Abstract

In October 2018, the Indian Prime Minister, Narendra Modi inaugurated a pet project, the “Statue of Unity”, in Gujarat, India. The world’s tallest statue, the Statue of Unity cost USD416.67 million to construct, and depicts India’s first deputy prime minister, Sardar Vallabhbhai Patel as the “Iron Man of India”, staring resolutely out over the controversial Sardar Sarovar Dam. This article examines the meanings of the statue as a political project of memorialisation. We argue that the statue is an attempt to reimagine India’s nationalist historiography around Patel, taking the emphasis off the secular, socialist first Prime Minister Jawaharlal Nehru.

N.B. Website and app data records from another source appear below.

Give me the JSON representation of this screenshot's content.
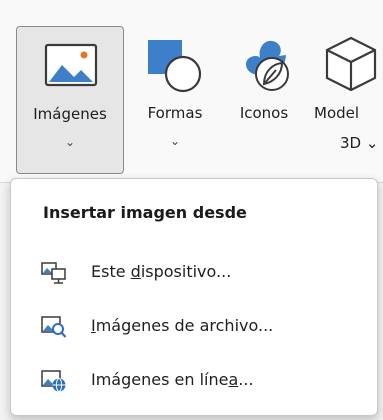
{
  "ribbon": {
    "images_button": {
      "label": "Imágenes",
      "chevron": "⌄"
    },
    "shapes_button": {
      "label": "Formas",
      "chevron": "⌄"
    },
    "icons_button": {
      "label": "Iconos"
    },
    "models_button": {
      "label": "Model",
      "label_line2": "3D ⌄"
    }
  },
  "menu": {
    "title": "Insertar imagen desde",
    "items": [
      {
        "pre": "Este ",
        "accel": "d",
        "post": "ispositivo...",
        "icon": "device-image-icon"
      },
      {
        "pre": "",
        "accel": "I",
        "post": "mágenes de archivo...",
        "icon": "stock-image-search-icon"
      },
      {
        "pre": "Imágenes en líne",
        "accel": "a",
        "post": "...",
        "icon": "online-image-icon"
      }
    ]
  },
  "colors": {
    "accent_blue": "#2b6ebf",
    "accent_orange": "#e8742a"
  }
}
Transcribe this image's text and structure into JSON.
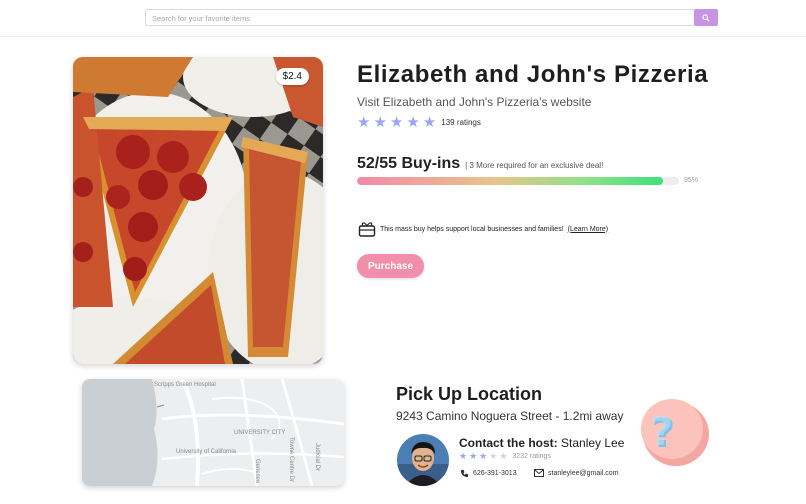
{
  "search": {
    "placeholder": "Search for your favorite items",
    "button_icon": "search-icon"
  },
  "product": {
    "price_tag": "$2.4",
    "title": "Elizabeth and John's Pizzeria",
    "website_link": "Visit Elizabeth and John's Pizzeria's website",
    "rating_stars": 5,
    "ratings_text": "139 ratings",
    "buyins_count": "52/55 Buy-ins",
    "buyins_note": "| 3 More required for an exclusive deal!",
    "progress_percent": 95,
    "progress_text": "95%",
    "support_text": "This mass buy helps support local businesses and families!",
    "learn_more": "(Learn More)",
    "purchase_label": "Purchase"
  },
  "map": {
    "labels": {
      "hospital": "Scripps Green Hospital",
      "university_city": "UNIVERSITY CITY",
      "ucsd": "University of California",
      "street_a": "Genesee",
      "street_b": "Towne Centre Dr",
      "street_c": "Judicial Dr"
    }
  },
  "pickup": {
    "title": "Pick Up Location",
    "address": "9243 Camino Noguera Street - 1.2mi away",
    "host_label": "Contact the host:",
    "host_name": "Stanley Lee",
    "host_rating_stars": 3,
    "host_ratings_text": "3232 ratings",
    "phone": "626-391-3013",
    "email": "stanleylee@gmail.com"
  },
  "colors": {
    "accent_purple": "#c793e3",
    "star": "#9ea5ee",
    "purchase_pink": "#f08eab",
    "progress_start": "#f28aa8",
    "progress_end": "#3ee07a"
  }
}
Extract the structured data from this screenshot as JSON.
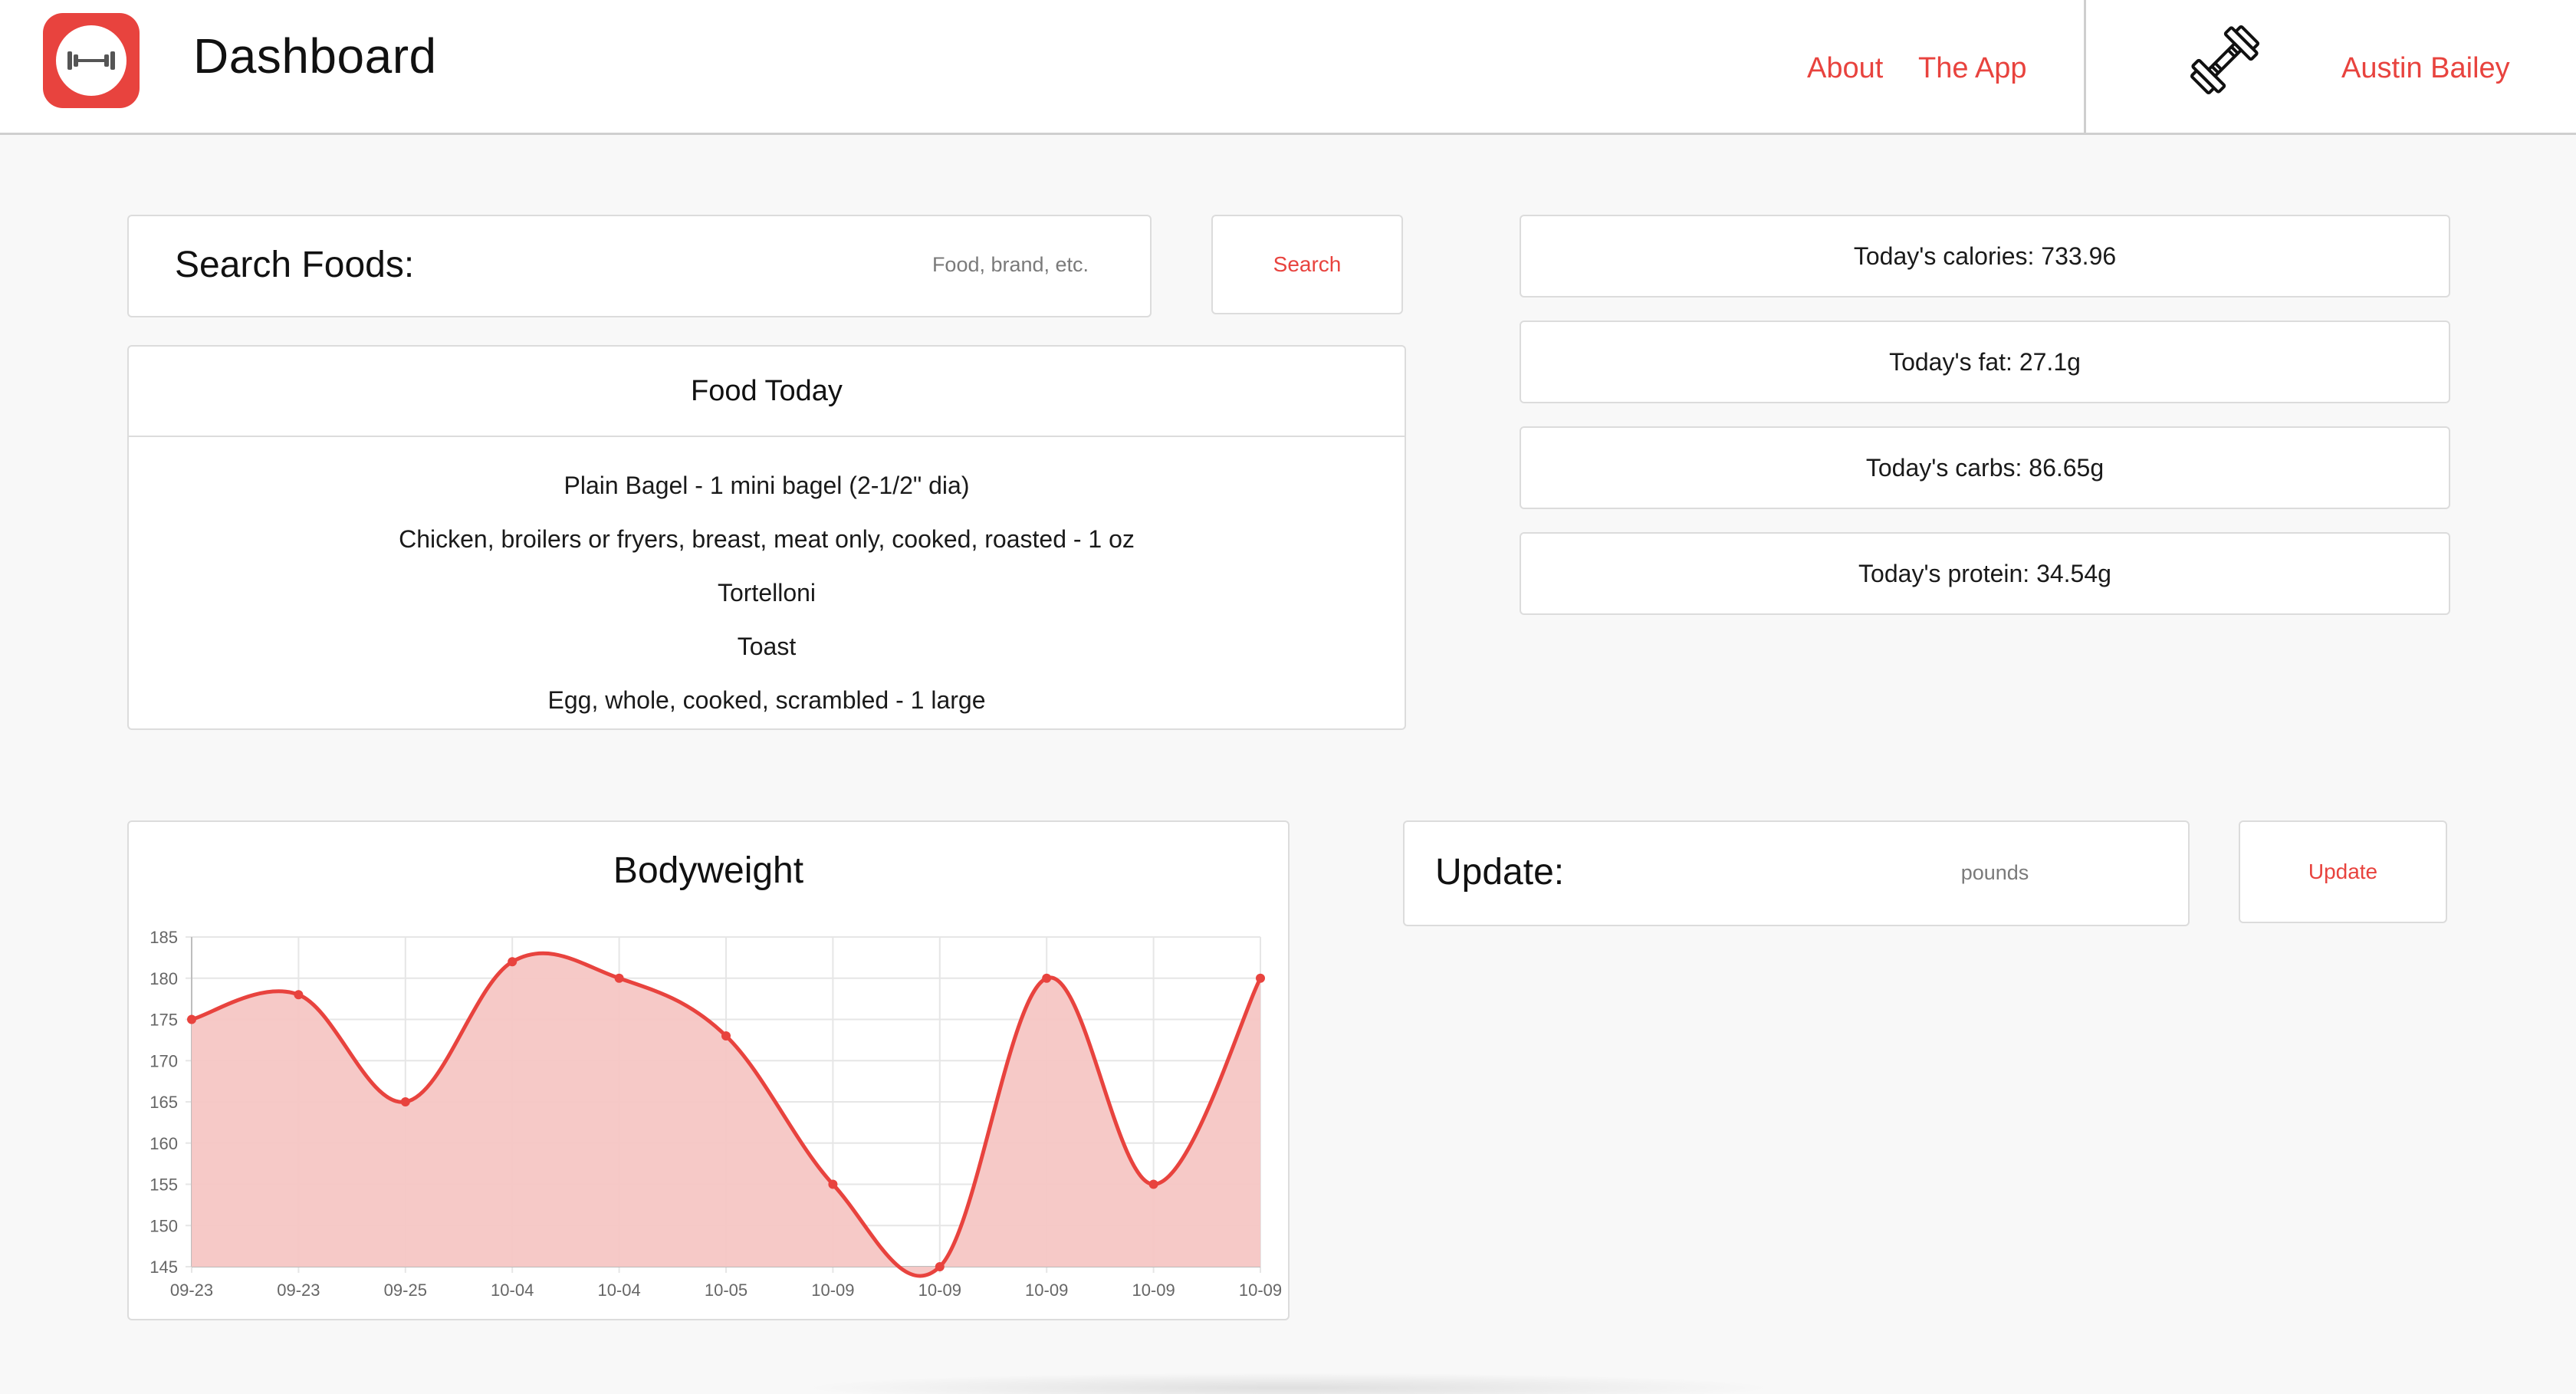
{
  "nav": {
    "brand": "Dashboard",
    "links": [
      "About",
      "The App"
    ],
    "user_name": "Austin Bailey",
    "logo_icon": "dumbbell-icon",
    "profile_icon": "dumbbell-outline-icon"
  },
  "search": {
    "label": "Search Foods:",
    "placeholder": "Food, brand, etc.",
    "button_label": "Search"
  },
  "food_today": {
    "title": "Food Today",
    "items": [
      "Plain Bagel - 1 mini bagel (2-1/2\" dia)",
      "Chicken, broilers or fryers, breast, meat only, cooked, roasted - 1 oz",
      "Tortelloni",
      "Toast",
      "Egg, whole, cooked, scrambled - 1 large"
    ]
  },
  "stats": [
    "Today's calories: 733.96",
    "Today's fat: 27.1g",
    "Today's carbs: 86.65g",
    "Today's protein: 34.54g"
  ],
  "update": {
    "label": "Update:",
    "placeholder": "pounds",
    "button_label": "Update"
  },
  "colors": {
    "accent": "#e8433e",
    "fill": "#f5c6c4",
    "background": "#f8f8f8",
    "border": "#dcdcdc"
  },
  "chart_data": {
    "type": "area",
    "title": "Bodyweight",
    "x": [
      "09-23",
      "09-23",
      "09-25",
      "10-04",
      "10-04",
      "10-05",
      "10-09",
      "10-09",
      "10-09",
      "10-09",
      "10-09"
    ],
    "series": [
      {
        "values": [
          175,
          178,
          165,
          182,
          180,
          173,
          155,
          145,
          180,
          155,
          180
        ]
      }
    ],
    "ylim": [
      145,
      185
    ],
    "yticks": [
      145,
      150,
      155,
      160,
      165,
      170,
      175,
      180,
      185
    ],
    "grid": true,
    "smooth": true
  }
}
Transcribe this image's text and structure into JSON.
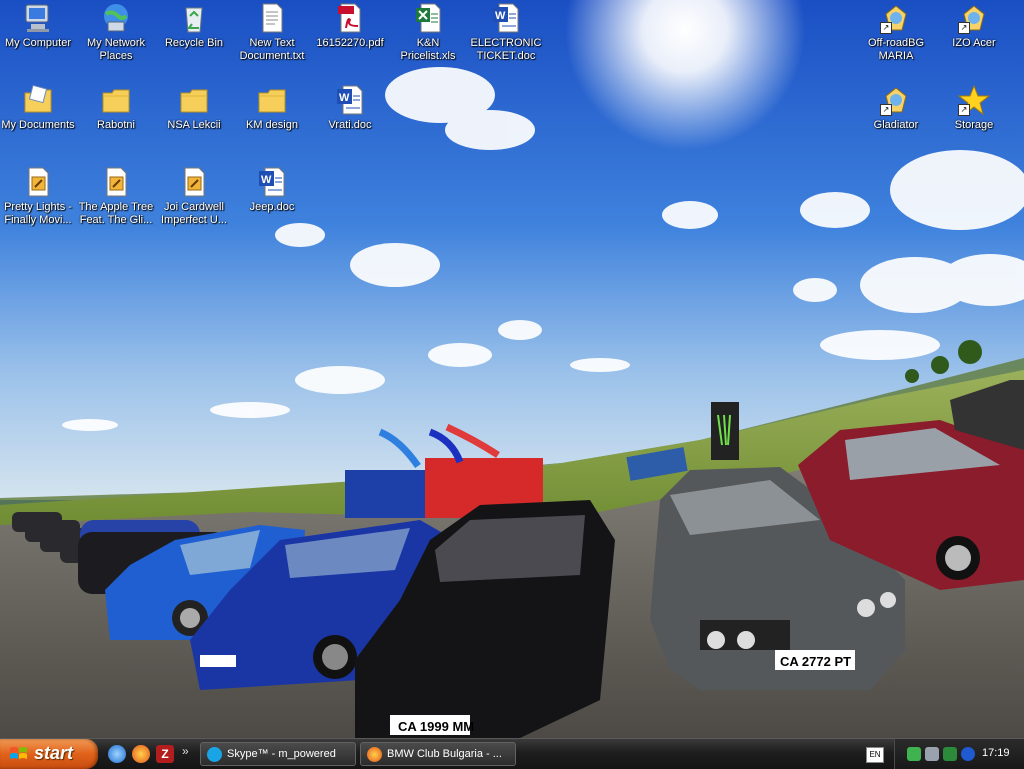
{
  "desktop": {
    "icons": [
      {
        "label": "My Computer",
        "icon": "my-computer-icon"
      },
      {
        "label": "My Network Places",
        "icon": "network-places-icon"
      },
      {
        "label": "Recycle Bin",
        "icon": "recycle-bin-icon"
      },
      {
        "label": "New Text Document.txt",
        "icon": "text-document-icon"
      },
      {
        "label": "16152270.pdf",
        "icon": "pdf-icon"
      },
      {
        "label": "K&N Pricelist.xls",
        "icon": "excel-icon"
      },
      {
        "label": "ELECTRONIC TICKET.doc",
        "icon": "word-document-icon"
      },
      {
        "label": "My Documents",
        "icon": "my-documents-icon"
      },
      {
        "label": "Rabotni",
        "icon": "folder-icon"
      },
      {
        "label": "NSA Lekcii",
        "icon": "folder-icon"
      },
      {
        "label": "KM design",
        "icon": "folder-icon"
      },
      {
        "label": "Vrati.doc",
        "icon": "word-document-icon"
      },
      {
        "label": "Pretty Lights - Finally Movi...",
        "icon": "media-file-icon"
      },
      {
        "label": "The Apple Tree Feat. The Gli...",
        "icon": "media-file-icon"
      },
      {
        "label": "Joi Cardwell Imperfect U...",
        "icon": "media-file-icon"
      },
      {
        "label": "Jeep.doc",
        "icon": "word-document-icon"
      },
      {
        "label": "Off-roadBG MARIA",
        "icon": "shortcut-icon"
      },
      {
        "label": "IZO Acer",
        "icon": "shortcut-icon"
      },
      {
        "label": "Gladiator",
        "icon": "shortcut-icon"
      },
      {
        "label": "Storage",
        "icon": "star-shortcut-icon"
      }
    ]
  },
  "taskbar": {
    "start_label": "start",
    "quick_launch": [
      "ie-icon",
      "firefox-icon",
      "filezilla-icon"
    ],
    "more_label": "»",
    "tasks": [
      {
        "label": "Skype™ - m_powered",
        "icon": "skype-icon"
      },
      {
        "label": "BMW Club Bulgaria - ...",
        "icon": "firefox-icon"
      }
    ],
    "language": "EN",
    "tray_icons": [
      "security-shield-icon",
      "network-icon",
      "antivirus-icon",
      "bluetooth-icon"
    ],
    "clock": "17:19"
  },
  "colors": {
    "sky_top": "#1e56c8",
    "sky_bottom": "#bcd6ee",
    "taskbar": "#1e1e1e",
    "start": "#e0621b",
    "grass": "#7e9a3c",
    "asphalt": "#5e5b56"
  }
}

In doing so, the statue constructs a hyper‐masculine idea of India centred on an assimilatory idea of “unity”. The statue’s construction materially enforced this symbolism by pushing aside the site’s previous Adivasi owners, and presents an ordered, majoritarian, business‐led vision of public space in Modi’s India. Within this space, the statue materialises Patel as the image of Indian identity. He is made from the stuff of progress, concrete and reinforced steel, and coated in bronze, which links his image with India’s long history of religious statue‐making. The project then circulates these ideas through tourist marketing and visitor experience.